Newcastle / Manchester duo Andrew Hodson and Steve Jefferis operate as Warm Digits. They make happy-go-lucky motorik driven electronica with an eye permanently cast to a danceable groove and raising a few wry smiles. This is happy motorik. Imagine the music of Kraftwerk mixed with the good-times-with-mates vibe of Beastie Boys blended with the pure joy of say, a Victoria sponge.
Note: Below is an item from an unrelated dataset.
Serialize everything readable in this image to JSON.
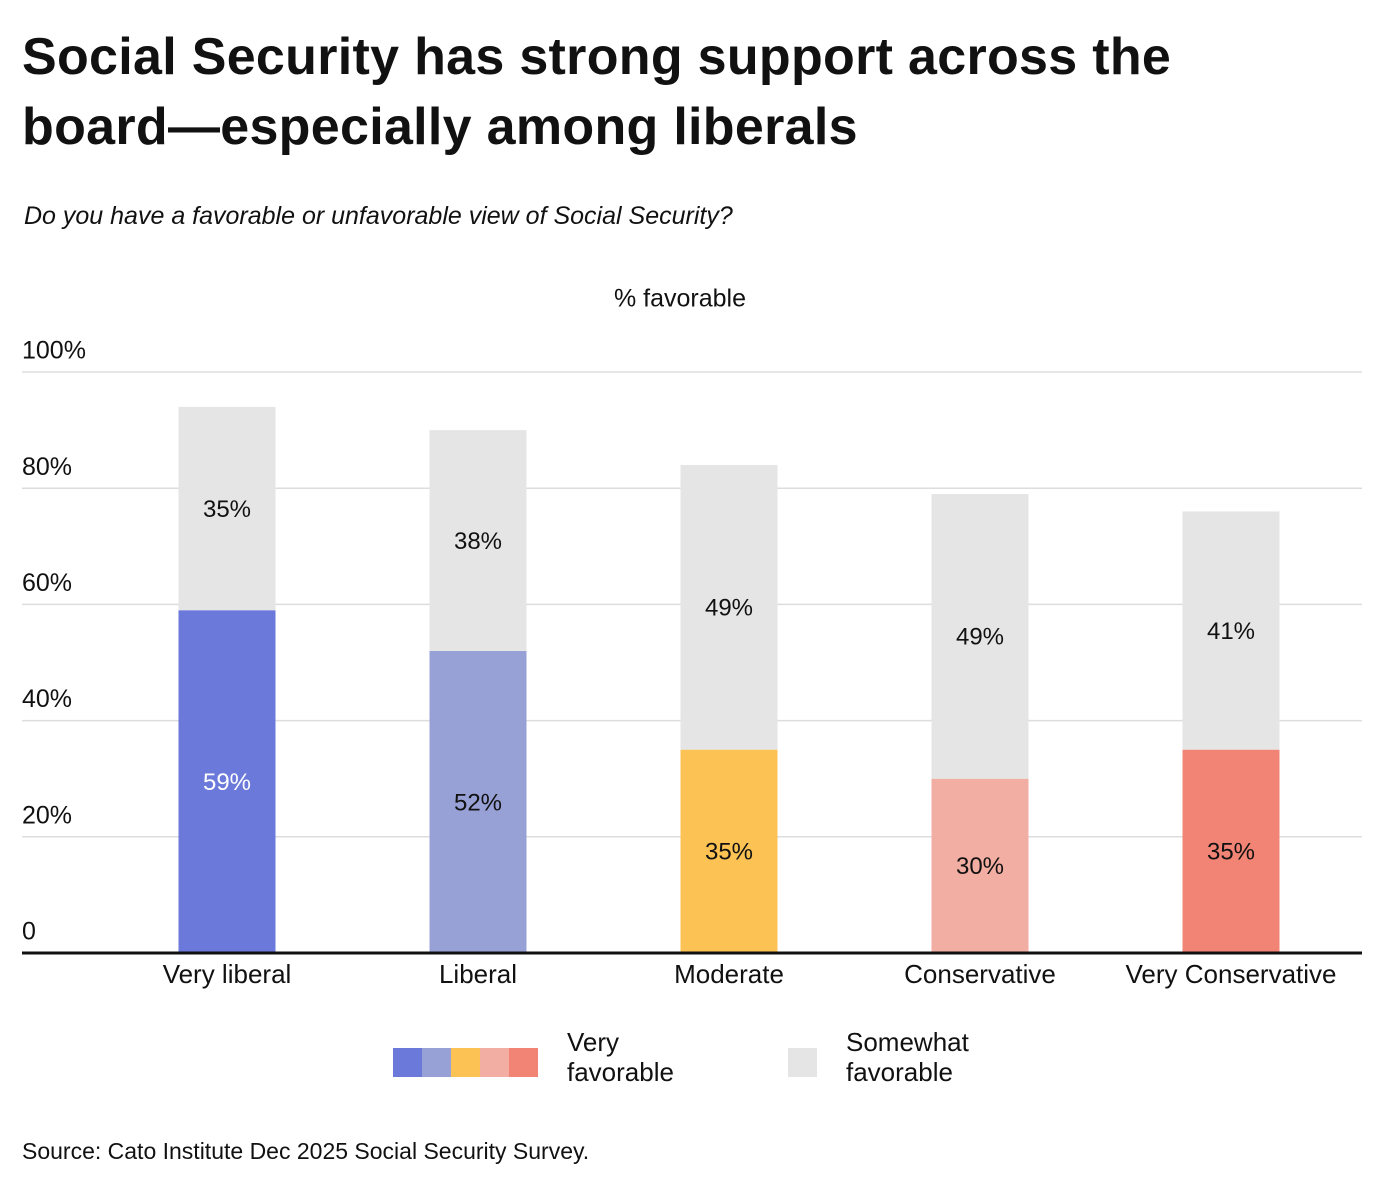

‘Keep Warm’ sets their stall out with a bouncy, chipper beat. Sunrise sparking synths bedazzle, lighting your synapses like a firework display. Whereas most motorik is dark and gloomy, all concrete and underpasses*, Warm Digits cruise through the countryside with the top down. ‘Transpennine Express’ (ha, epic) surges into motion like it’s Kraftwerk namesake propelled with disco percussion and cheeky guitar flicks. ‘Weapons Destruction’ is darker but relentless, careering like a car chase directed by William Friedkin. ‘Grapefuit’ is smeared with cowbell, that cheekiest of instruments. Then they put hand claps on it to make it even more ready to kick a party up a notch. ‘One Track Groove’ has stomping drums, post punk bass and razor-sharp guitar work. ‘A Warm Front, Coming From The North’ is just sublime, hitting all the uplifting emotional centres. ‘Here Come The Warm Digits’ closes with what may be an albatross soaring over the coast out to sea. Thumping drums sends the album off into the glorious sunset, ready to return for further adventures someday…
Warm Digits are best at evoking the sound of that fuzzy nostalgia when you think about once cutting edge technology and our hopes for the future. They remind me of the original BBC Video logo:
See? Warm, fuzzy, nostalgia-for-the-retro-future. “The power of my childhood day” as Beefheart once croaked. This leads me to wonder if this is why the band is called Warm Digits, they simply use electronics in a more intimate, welcoming manner than most of their clinical contemporaries, without becoming a Hovis commercial.
Warm Digits have a template, know their craft inside out and the end product is exemplary. Song after song keeps the quality high throughout and the album is a constant delight.